One risk for the company is the lack of a transparent pipeline. Most biotech companies have transparency regarding the exact drugs that are being developed and their clinical stage of development. However, AMAG does not develop its own drugs. Instead, the company has a strategy to expand its product portfolio through in-licensing or acquisition. As a result of this strategy, we do not know what new developments are on the horizon. There is no transparency in what companies AMAG is in collaboration with regarding new developments. The good news is that future revenue can be forecasted for sales of the current products, Feraheme and MuGard.

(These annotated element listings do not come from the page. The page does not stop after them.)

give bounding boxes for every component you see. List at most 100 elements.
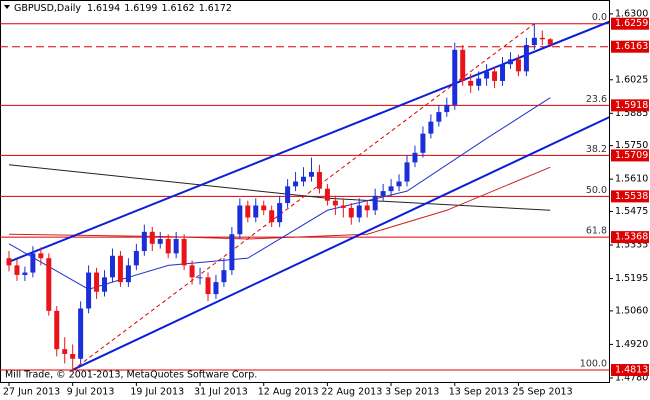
price-tag-label: 1.5709 [615, 150, 648, 161]
close-value: 1.6172 [199, 3, 232, 14]
candle-body [539, 37, 545, 40]
candle-body [531, 37, 537, 46]
candle-body [102, 277, 108, 292]
x-tick-label: 25 Sep 2013 [512, 387, 572, 398]
candle-body [507, 59, 513, 65]
menu-triangle [4, 5, 10, 9]
candle-body [380, 191, 386, 196]
candle-body [308, 171, 314, 177]
price-tag-label: 1.5368 [615, 232, 648, 243]
candle-body [444, 104, 450, 113]
price-tag [611, 231, 649, 244]
candle-body [245, 205, 251, 218]
candle-body [189, 265, 195, 278]
candle-body [62, 349, 68, 354]
x-tick-label: 27 Jun 2013 [3, 387, 60, 398]
candle-body [388, 186, 394, 192]
candle-body [213, 282, 219, 295]
price-tag-label: 1.5538 [615, 191, 648, 202]
trendline [8, 20, 609, 263]
candle-body [436, 112, 442, 122]
price-tag-label: 1.5918 [615, 100, 648, 111]
candle-body [492, 71, 498, 81]
candle-body [277, 203, 283, 223]
candle-body [404, 162, 410, 182]
candle-body [237, 205, 243, 235]
y-tick-label: 1.5335 [615, 240, 648, 251]
moving-average [8, 166, 551, 240]
trendline [72, 23, 535, 371]
candle-body [38, 253, 44, 259]
price-tag-label: 1.6163 [615, 41, 648, 52]
candle-body [547, 39, 553, 45]
candle-body [420, 133, 426, 153]
candle-body [229, 234, 235, 271]
fib-name: 23.6 [586, 94, 607, 105]
candle-body [428, 121, 434, 134]
fib-name: 100.0 [580, 359, 607, 370]
candle-body [14, 265, 20, 275]
candle-body [269, 210, 275, 223]
y-tick-label: 1.4920 [615, 339, 648, 350]
candle-body [460, 49, 466, 81]
candle-body [78, 308, 84, 359]
price-tag [611, 190, 649, 203]
header: GBPUSD,Daily 1.6194 1.6199 1.6162 1.6172 [14, 3, 232, 14]
candle-body [70, 353, 76, 359]
price-tag [611, 149, 649, 162]
candle-body [468, 80, 474, 86]
candle-body [293, 181, 299, 187]
low-value: 1.6162 [161, 3, 194, 14]
candle-body [109, 255, 115, 278]
price-tag-label: 1.4813 [615, 365, 648, 376]
moving-average [8, 97, 551, 290]
x-tick-label: 19 Jul 2013 [130, 387, 184, 398]
candle-body [253, 205, 259, 218]
price-tag [611, 40, 649, 53]
y-tick-label: 1.6025 [615, 74, 648, 85]
candle-body [197, 277, 203, 279]
candle-body [285, 186, 291, 204]
x-tick-label: 22 Aug 2013 [321, 387, 382, 398]
candle-body [476, 78, 482, 86]
y-tick-label: 1.5610 [615, 174, 648, 185]
candle-body [261, 205, 267, 211]
x-tick-label: 3 Sep 2013 [385, 387, 439, 398]
candle-body [523, 45, 529, 72]
candle-body [86, 272, 92, 309]
candle-body [500, 64, 506, 81]
fib-name: 38.2 [586, 144, 607, 155]
y-tick-label: 1.5750 [615, 140, 648, 151]
candle-body [141, 231, 147, 251]
y-tick-label: 1.5475 [615, 206, 648, 217]
price-tag [611, 17, 649, 30]
candle-body [340, 205, 346, 208]
candle-body [484, 71, 490, 79]
y-tick-label: 1.4780 [615, 372, 648, 383]
candle-body [22, 272, 28, 275]
fib-name: 0.0 [592, 12, 607, 23]
candle-body [54, 310, 60, 350]
candle-body [372, 195, 378, 211]
open-value: 1.6194 [87, 3, 120, 14]
candle-body [157, 239, 163, 244]
candle-body [46, 258, 52, 311]
candle-body [30, 253, 36, 273]
candle-body [364, 205, 370, 211]
candle-body [452, 49, 458, 105]
candle-body [94, 272, 100, 292]
candle-body [173, 239, 179, 254]
candle-body [117, 255, 123, 283]
candle-body [205, 277, 211, 295]
y-tick-label: 1.6300 [615, 8, 648, 19]
x-tick-label: 12 Aug 2013 [258, 387, 319, 398]
price-tag [611, 364, 649, 377]
y-tick-label: 1.5195 [615, 273, 648, 284]
candle-body [515, 59, 521, 72]
candle-body [324, 188, 330, 201]
candle-body [181, 239, 187, 266]
candle-body [348, 207, 354, 218]
x-tick-label: 31 Jul 2013 [194, 387, 248, 398]
price-tag [611, 99, 649, 112]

Another possible risk is the threat of share dilution because the company filed an S-3. This could indicate that AMAG is interested in doing a share offering to raise money for an acquisition. The S-3 filing shows that the company could implement a share offering of up to $250 million. That's about 62% of AMAG's market cap. Doing a share offering would dilute the existing shares, which is likely to reduce the value of the stock. However, AMAG does have over $200 million in cash, so small acquisitions are possible without a share offering.


AMAG is attractively priced as compared to the biotech industry. The company is at a turning point as it is expected to produce positive EPS in the second half of 2014. The efforts to increase sales of Feraheme and MuGard are likely to drive increased revenue and improved profitability for the company. However, the lack of transparency for new developments and the risk of a large share offering could keep many investors on the sidelines.

Disclosure: I have no positions in any stocks mentioned, and no plans to initiate any positions within the next 72 hours. I wrote this article myself, and it expresses my own opinions. I am not receiving compensation for it (other than from Seeking Alpha). I have no business relationship with any company whose stock is mentioned in this article.